Saying that House Bill 757 didn’t reflect Georgia’s hospitable image, he explained why he opposed the bill.
In a televised remark, Deal said that he didn’t think that “we have to discriminate against anyone to protect the faith-based community in Georgia, of which I and my family have been a part of for all of our lives.”
Deal’s actions show a striking contrast to North Carolina Governor Pat McCrory’s. Last week McCrory signed into law the most anti-LGBT bill in the country, also rooted in “religious freedoms.”
“Our people work side by side without regard to the color of our skin, or the religion we adhere to,” he said to the AJC. “We are working to make life better for our families and our communities. That is the character of Georgia. I intend to do my part to keep it that way….”
Deal had also the pressure of those fighting against the bill. Companies like Disney, Netflix, CBS, 21st Century Fox, Time Warner, Viacom, Starz, NBCUniversal, and many others, along with many actors like Anne Hathaway, Julianne Moore, Matt Bomer, Dustin Lance Black, Ryan Murphy, Seth McFarlane, etc. who openly opposed the legislation and said they would take their business elsewhere, if the bill was signed into law. It was so that the National Football League had stated that its passage could jeopardize Atlanta’s chance at hosting the Super Bowl, according to the Advocate.
“Discrimination and intolerance have no place in the United States of America, and we hope North Carolina Governor Pat McCrory and the North Carolina General Assembly are paying close attention to what has transpired in Georgia. They must undo their disgraceful attack on LGBT people in the state’s upcoming legislative session,” said HRC president Chad Griffin in a statement, referring to the passing of House Bill 2, a bill that struck down all existing LGBT-inclusive nondiscrimination ordinances in North Carolina.
More than 30 leading actors, directors, producers, musicians, etc. signed HRC’s letter demanding the veto of the proposal.

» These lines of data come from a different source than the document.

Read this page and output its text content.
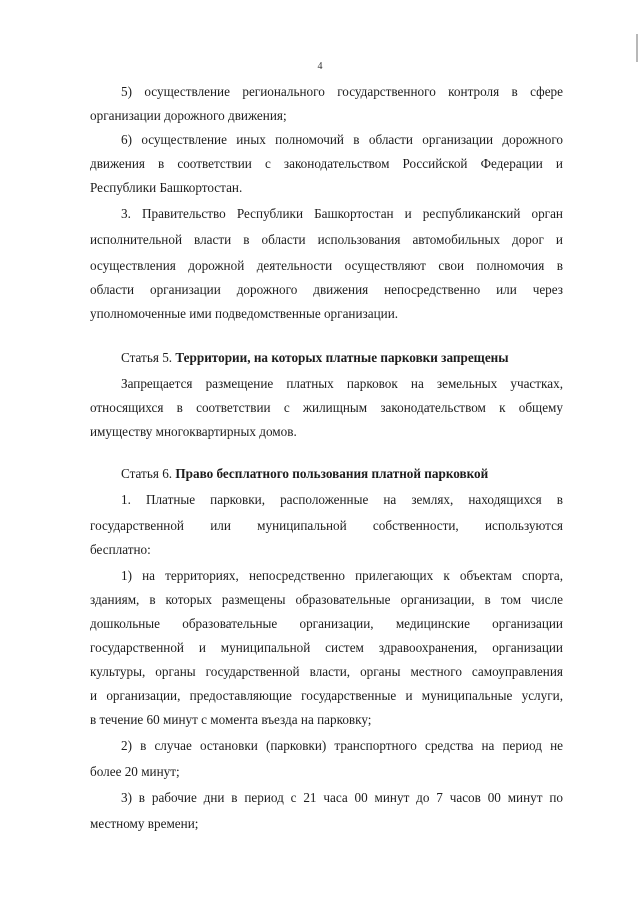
4
5) осуществление регионального государственного контроля в сфере
организации дорожного движения;
6) осуществление иных полномочий в области организации дорожного
движения в соответствии с законодательством Российской Федерации и
Республики Башкортостан.
3. Правительство Республики Башкортостан и республиканский орган
исполнительной власти в области использования автомобильных дорог и
осуществления дорожной деятельности осуществляют свои полномочия в
области организации дорожного движения непосредственно или через
уполномоченные ими подведомственные организации.
Статья 5. Территории, на которых платные парковки запрещены
Запрещается размещение платных парковок на земельных участках,
относящихся в соответствии с жилищным законодательством к общему
имуществу многоквартирных домов.
Статья 6. Право бесплатного пользования платной парковкой
1. Платные парковки, расположенные на землях, находящихся в
государственной или муниципальной собственности, используются
бесплатно:
1) на территориях, непосредственно прилегающих к объектам спорта,
зданиям, в которых размещены образовательные организации, в том числе
дошкольные образовательные организации, медицинские организации
государственной и муниципальной систем здравоохранения, организации
культуры, органы государственной власти, органы местного самоуправления
и организации, предоставляющие государственные и муниципальные услуги,
в течение 60 минут с момента въезда на парковку;
2) в случае остановки (парковки) транспортного средства на период не
более 20 минут;
3) в рабочие дни в период с 21 часа 00 минут до 7 часов 00 минут по
местному времени;
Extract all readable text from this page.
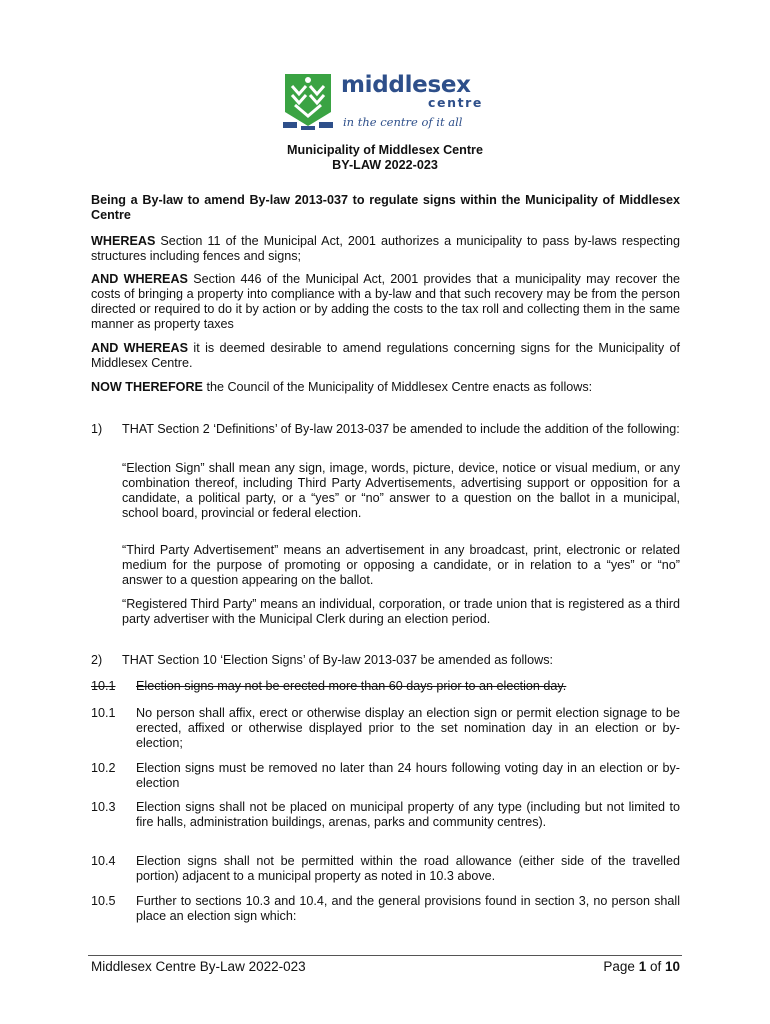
middlesex
centre
in the centre of it all
Municipality of Middlesex Centre
BY-LAW 2022-023
Being a By-law to amend By-law 2013-037 to regulate signs within the Municipality of Middlesex Centre
WHEREAS Section 11 of the Municipal Act, 2001 authorizes a municipality to pass by-laws respecting structures including fences and signs;
AND WHEREAS Section 446 of the Municipal Act, 2001 provides that a municipality may recover the costs of bringing a property into compliance with a by-law and that such recovery may be from the person directed or required to do it by action or by adding the costs to the tax roll and collecting them in the same manner as property taxes
AND WHEREAS it is deemed desirable to amend regulations concerning signs for the Municipality of Middlesex Centre.
NOW THEREFORE the Council of the Municipality of Middlesex Centre enacts as follows:
1) THAT Section 2 ‘Definitions’ of By-law 2013-037 be amended to include the addition of the following:
“Election Sign” shall mean any sign, image, words, picture, device, notice or visual medium, or any combination thereof, including Third Party Advertisements, advertising support or opposition for a candidate, a political party, or a “yes” or “no” answer to a question on the ballot in a municipal, school board, provincial or federal election.
“Third Party Advertisement” means an advertisement in any broadcast, print, electronic or related medium for the purpose of promoting or opposing a candidate, or in relation to a “yes” or “no” answer to a question appearing on the ballot.
“Registered Third Party” means an individual, corporation, or trade union that is registered as a third party advertiser with the Municipal Clerk during an election period.
2) THAT Section 10 ‘Election Signs’ of By-law 2013-037 be amended as follows:
10.1 Election signs may not be erected more than 60 days prior to an election day.
10.1 No person shall affix, erect or otherwise display an election sign or permit election signage to be erected, affixed or otherwise displayed prior to the set nomination day in an election or by-election;
10.2 Election signs must be removed no later than 24 hours following voting day in an election or by-election
10.3 Election signs shall not be placed on municipal property of any type (including but not limited to fire halls, administration buildings, arenas, parks and community centres).
10.4 Election signs shall not be permitted within the road allowance (either side of the travelled portion) adjacent to a municipal property as noted in 10.3 above.
10.5 Further to sections 10.3 and 10.4, and the general provisions found in section 3, no person shall place an election sign which:
Middlesex Centre By-Law 2022-023	Page 1 of 10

““The message to Governor Nathan Deal was loud and clear: this deplorable legislation was bad for his constituents, bad for business, and bad for Georgia’s future,” said HRC President Chad Griffin. “Discrimination and intolerance have no place in the 21st century, and any town, city, or state that enshrines it into law will not be judged kindly by history or by the American public. Thankfully, Governor Deal listened to the voices of Georgians, civil rights organizations, as well as the many leaders in the entertainment industry and in the private sector who strongly condemned this deplorable attack on the fundamental civil rights of LGBT people. We hope North Carolina’s Governor and General Assembly are paying close attention to what has transpired in Georgia, and that they undo their disgraceful attack on LGBT people in the state’s upcoming legislative session.”
Deal will join South Dakota Governor Dennis Daugaard as the second Republican state executive to veto an anti-LGBT bill this month.
The HRC reported that Georgia is among a majority of states that lack explicit LGBT non-discrimination protections. Nonpartisan polling from Public Religion Research Institute released this year found that a majority of Georgians oppose allowing businesses to discriminate and deny service to LGBT people—only 37 percent support such a bill and 57 percent oppose. Georgians also reported that they support protecting LGBT people from discrimination in employment, housing and access to public services by an overwhelming 66-28 margin.